Why do Chinese officials appear so adamant?
They have been saying China cannot accept strict and unreciprocal enforcement provisions because those would make the agreement look “unequal,” in other words, like a humiliation for their country.
This nationalist narrative is not a good sign because it transforms what should be just a dry commercial matter into a deeply emotional one.
Perhaps the America-can’t-disgrace-China position is just cynical. Perhaps the Chinese negotiators know Xi Jinping has no intention of honoring the deal. Beijing for decades has been expert at not keeping trade promises, and Xi, even more than his predecessors, has taken the art of trade predation to a whole new level.
Chinese intransigence could leave Trump with little choice. “If the President wants an agreement that serves U.S. interests adequately,” Tonelson told me, “he’ll surely need to end the tariff-hike reprieve he granted Beijing in February, raise the levies, and keep increasing them until Beijing knuckles under.”
Not many people see Beijing knuckling under, yet that is a distinct possibility. The overriding reality for China is that the country needs the U.S. market. Beijing’s statistics, which normally understate Chinese exports to the U.S. because they do not include transshipments through Hong Kong, show that China’s merchandise trade surplus with the U.S. in 2018 accounted for 91.9 percent of its overall surplus for the year.
China’s overwhelming dependence on the American market gives Trump extraordinary leverage, and there are some indications he plans to use it. Thursday afternoon, with Vice Premier Liu sitting at his side in the Oval Office, a reporter asked the president “if there is a deal, what kind of benefit will it bring for both countries?”
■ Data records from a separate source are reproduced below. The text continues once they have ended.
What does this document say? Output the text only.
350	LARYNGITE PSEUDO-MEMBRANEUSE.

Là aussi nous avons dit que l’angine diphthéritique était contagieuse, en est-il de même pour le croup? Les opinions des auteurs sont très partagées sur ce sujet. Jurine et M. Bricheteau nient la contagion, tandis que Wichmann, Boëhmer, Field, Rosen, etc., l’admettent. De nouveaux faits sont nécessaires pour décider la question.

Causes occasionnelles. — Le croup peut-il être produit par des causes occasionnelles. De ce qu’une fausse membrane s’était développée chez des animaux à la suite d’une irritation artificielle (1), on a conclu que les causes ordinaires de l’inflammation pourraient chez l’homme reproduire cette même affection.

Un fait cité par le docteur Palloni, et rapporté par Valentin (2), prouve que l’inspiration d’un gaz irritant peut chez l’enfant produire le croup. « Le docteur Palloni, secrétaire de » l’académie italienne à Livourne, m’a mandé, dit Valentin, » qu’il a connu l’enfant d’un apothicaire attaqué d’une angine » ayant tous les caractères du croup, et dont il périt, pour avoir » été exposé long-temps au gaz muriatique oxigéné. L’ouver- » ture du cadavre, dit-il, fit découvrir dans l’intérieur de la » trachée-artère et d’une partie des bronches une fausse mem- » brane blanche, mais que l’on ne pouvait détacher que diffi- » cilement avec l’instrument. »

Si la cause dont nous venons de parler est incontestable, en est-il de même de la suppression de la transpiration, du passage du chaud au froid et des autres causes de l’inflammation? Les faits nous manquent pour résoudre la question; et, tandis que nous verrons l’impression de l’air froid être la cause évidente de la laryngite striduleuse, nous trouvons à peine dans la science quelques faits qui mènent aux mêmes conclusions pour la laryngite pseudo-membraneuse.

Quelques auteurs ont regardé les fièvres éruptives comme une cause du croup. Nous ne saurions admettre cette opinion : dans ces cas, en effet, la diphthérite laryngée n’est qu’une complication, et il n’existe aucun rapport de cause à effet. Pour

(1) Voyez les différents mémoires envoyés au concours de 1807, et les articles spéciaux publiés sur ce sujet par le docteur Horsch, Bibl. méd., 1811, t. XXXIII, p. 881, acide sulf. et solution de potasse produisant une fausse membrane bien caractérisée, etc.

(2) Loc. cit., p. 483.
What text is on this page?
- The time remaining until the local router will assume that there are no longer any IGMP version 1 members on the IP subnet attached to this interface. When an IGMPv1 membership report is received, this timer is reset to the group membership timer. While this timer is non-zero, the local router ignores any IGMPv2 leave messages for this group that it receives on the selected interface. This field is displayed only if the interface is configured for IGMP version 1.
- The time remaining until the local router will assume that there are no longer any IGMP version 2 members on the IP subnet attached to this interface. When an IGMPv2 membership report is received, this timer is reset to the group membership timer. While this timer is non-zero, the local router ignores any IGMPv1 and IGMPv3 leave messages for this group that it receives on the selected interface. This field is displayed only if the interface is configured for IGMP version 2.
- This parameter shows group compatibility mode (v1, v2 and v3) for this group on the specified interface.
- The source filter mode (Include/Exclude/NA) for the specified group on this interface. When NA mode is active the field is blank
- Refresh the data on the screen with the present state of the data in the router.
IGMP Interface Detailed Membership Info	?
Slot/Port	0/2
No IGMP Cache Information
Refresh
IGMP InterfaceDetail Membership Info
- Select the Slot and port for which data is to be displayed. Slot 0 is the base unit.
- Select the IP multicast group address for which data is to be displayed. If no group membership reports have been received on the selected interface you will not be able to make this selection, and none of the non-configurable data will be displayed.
“I think it’s going to be great for China in that China will continue to trade with the United States,” Trump said. “I mean otherwise it would be very tough for us to allow that to happen.”
Most everyone believes the United States and China cannot separate their economies, yet senior Chinese leaders are nonetheless concerned. “China and the U.S., as two large economies, have become closely entwined through years of development and cooperation,” Chinese Premier Li Keqiang said on March 15 at his once-a-year press conference. “It is neither realistic nor possible to decouple these two economies.”
If he’s not concerned about the possibility, Li would not have mentioned it.
Some have said that “disengagement”—the American term for decoupling—has been Trump’s goal all along. The argument heard with increasing frequency is that all other strategies with China have failed and so the United States should at least try something new. Why do Washington policymakers think that the remedy for decades of failed trade deals with that country is signing up another one?
China, unfortunately, at the moment looks too big and proud to accept a rules-based trade order, especially when compliance with agreements and others’ norms is seen as a national indignity. Trump, by threatening to cut off trade, may have hit on a solution to what otherwise looks like an intractable problem.